Chain coffee shops can offer a sense of familiarity in an unknown location. However, there are apparent differences that can be unsettling if you were expecting an exact replica of your hometown coffee shop. I brought my American expectations and was met by a British reality.
At first glance, this looked like your typical coffee shop. A refrigerated display offered enticing pastries and convenient prepackaged meals. The screeching of the espresso machine and display of varying cup sizes confirmed our location. The recognizable scent of this sweet nectar of life floated through the air, tempting me to give in to my caffeine addiction.
Upon further inspection I began to notice how different this British coffee shop was from the ones I frequented in the United States. I had expected the typical coffee house jazz music that pairs well with the notes of coffee, but my ears picked up on Ed Sheeran instead. Pop music seemed out of place for the location, especially when it isn’t featured on any coffee shop playlists on Spotify. Although nearby conversations were held in my native tongue it was difficult to make out what people were saying. The trademark white noise of the coffee shop translated the British accent into an unrecognizable foreign language.
There were not many tables available which I found surprising for a Wednesday morning around 10:30. It seemed that it was more culturally accepted and expected for tea to be consumed during the middle of the workday. American coffee chains experience rush hours during the early morning as a checkpoint along the working person’s daily commute. Here, a group of students laughed around a table with their backpacks close by. Many businessmen worked on laptops, fueled by caffeine. The chairs didn’t have time to cool down before a new customer would claim it. There was a busyness at Costa Coffee that provided a constant stream of tasks for the employees.

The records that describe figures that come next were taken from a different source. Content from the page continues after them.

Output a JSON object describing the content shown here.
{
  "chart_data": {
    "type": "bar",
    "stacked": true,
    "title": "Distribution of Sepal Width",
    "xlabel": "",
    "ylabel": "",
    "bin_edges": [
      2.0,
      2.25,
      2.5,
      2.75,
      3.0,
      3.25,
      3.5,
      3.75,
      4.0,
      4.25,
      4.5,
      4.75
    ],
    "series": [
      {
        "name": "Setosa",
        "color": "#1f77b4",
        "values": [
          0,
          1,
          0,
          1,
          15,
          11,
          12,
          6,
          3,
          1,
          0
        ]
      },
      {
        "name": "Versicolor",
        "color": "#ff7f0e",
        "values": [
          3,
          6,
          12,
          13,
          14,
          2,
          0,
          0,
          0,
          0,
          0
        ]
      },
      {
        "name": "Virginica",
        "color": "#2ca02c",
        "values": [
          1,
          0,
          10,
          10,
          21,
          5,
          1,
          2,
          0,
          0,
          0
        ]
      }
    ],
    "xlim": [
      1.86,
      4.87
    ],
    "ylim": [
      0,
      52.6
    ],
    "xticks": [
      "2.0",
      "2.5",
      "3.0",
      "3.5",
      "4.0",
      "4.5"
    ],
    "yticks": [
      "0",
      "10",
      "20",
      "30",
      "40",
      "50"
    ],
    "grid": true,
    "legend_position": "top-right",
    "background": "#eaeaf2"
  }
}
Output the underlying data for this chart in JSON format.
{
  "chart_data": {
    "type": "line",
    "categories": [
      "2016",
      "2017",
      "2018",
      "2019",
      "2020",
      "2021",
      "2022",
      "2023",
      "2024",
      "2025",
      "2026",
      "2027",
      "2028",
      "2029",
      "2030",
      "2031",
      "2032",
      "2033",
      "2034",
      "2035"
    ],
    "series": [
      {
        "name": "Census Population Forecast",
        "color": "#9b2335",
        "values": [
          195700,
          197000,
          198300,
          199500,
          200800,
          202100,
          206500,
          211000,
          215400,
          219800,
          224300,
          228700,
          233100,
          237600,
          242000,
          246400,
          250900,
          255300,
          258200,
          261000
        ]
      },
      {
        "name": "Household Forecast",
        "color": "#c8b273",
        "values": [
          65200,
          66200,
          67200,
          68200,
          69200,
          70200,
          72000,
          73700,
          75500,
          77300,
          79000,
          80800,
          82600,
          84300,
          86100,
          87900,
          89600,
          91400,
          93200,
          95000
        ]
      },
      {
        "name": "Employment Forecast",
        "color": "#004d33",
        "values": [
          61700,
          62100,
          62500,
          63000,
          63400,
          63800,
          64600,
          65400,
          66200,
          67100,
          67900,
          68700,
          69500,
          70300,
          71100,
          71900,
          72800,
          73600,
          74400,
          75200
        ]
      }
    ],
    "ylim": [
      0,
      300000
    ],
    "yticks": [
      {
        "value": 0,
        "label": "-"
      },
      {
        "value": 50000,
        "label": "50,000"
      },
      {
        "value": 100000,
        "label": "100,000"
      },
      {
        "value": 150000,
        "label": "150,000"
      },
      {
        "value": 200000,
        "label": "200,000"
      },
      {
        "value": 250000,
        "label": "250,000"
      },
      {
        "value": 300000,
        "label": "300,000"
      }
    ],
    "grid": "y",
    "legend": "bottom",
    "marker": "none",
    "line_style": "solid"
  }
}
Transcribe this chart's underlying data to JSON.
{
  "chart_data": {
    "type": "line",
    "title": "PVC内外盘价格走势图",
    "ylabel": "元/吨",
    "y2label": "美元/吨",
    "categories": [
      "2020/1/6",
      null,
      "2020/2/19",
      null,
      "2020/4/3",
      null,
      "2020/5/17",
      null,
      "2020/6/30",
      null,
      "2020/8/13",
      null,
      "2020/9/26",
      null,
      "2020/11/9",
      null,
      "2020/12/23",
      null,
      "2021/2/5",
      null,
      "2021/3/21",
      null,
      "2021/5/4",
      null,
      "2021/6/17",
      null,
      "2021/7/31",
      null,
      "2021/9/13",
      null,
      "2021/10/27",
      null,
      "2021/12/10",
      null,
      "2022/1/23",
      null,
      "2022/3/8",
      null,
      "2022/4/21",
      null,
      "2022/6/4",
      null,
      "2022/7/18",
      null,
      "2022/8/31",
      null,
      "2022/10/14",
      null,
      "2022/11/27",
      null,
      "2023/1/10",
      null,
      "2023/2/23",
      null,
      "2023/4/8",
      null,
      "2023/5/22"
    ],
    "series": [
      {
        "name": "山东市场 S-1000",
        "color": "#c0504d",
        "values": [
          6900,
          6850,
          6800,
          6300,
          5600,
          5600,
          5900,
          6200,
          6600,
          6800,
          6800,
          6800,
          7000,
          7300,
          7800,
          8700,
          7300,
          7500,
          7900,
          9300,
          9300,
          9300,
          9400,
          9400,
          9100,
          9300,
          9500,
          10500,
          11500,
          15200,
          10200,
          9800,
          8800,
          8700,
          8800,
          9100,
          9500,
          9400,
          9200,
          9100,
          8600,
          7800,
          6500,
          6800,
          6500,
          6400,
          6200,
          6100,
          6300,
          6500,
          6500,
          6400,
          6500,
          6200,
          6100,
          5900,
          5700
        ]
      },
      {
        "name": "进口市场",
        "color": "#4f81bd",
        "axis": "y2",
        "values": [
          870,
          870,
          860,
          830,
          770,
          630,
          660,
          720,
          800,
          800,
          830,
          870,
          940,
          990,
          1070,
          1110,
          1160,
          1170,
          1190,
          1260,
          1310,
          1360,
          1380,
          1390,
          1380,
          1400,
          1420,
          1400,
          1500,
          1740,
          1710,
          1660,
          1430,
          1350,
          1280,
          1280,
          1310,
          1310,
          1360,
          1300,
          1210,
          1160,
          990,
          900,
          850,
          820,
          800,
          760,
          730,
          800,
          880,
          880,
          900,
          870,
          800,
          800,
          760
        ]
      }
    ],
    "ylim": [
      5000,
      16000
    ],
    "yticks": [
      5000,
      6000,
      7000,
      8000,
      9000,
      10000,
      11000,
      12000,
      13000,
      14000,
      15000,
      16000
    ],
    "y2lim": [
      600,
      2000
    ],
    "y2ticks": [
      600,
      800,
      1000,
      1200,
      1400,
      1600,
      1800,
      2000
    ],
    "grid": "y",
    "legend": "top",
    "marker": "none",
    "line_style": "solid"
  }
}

It is imperative you specify whether you will enjoy your beverage in the store or take it away. At home, baristas assume you want the convenience of a waste producing container but don’t mind if you occupy space in their storefront. A local elderly woman ordered her drink and shuffled to her seat, balancing an overfilled mug on a small plate, dangerously close to spilling.
In many ways, this British coffee shop met my surface level expectations as a place where you can sit down with a warm drink and a pastry and perhaps feel motivated to work. A deeper look may provide more insight into the culture and lifestyle of Oxford residents.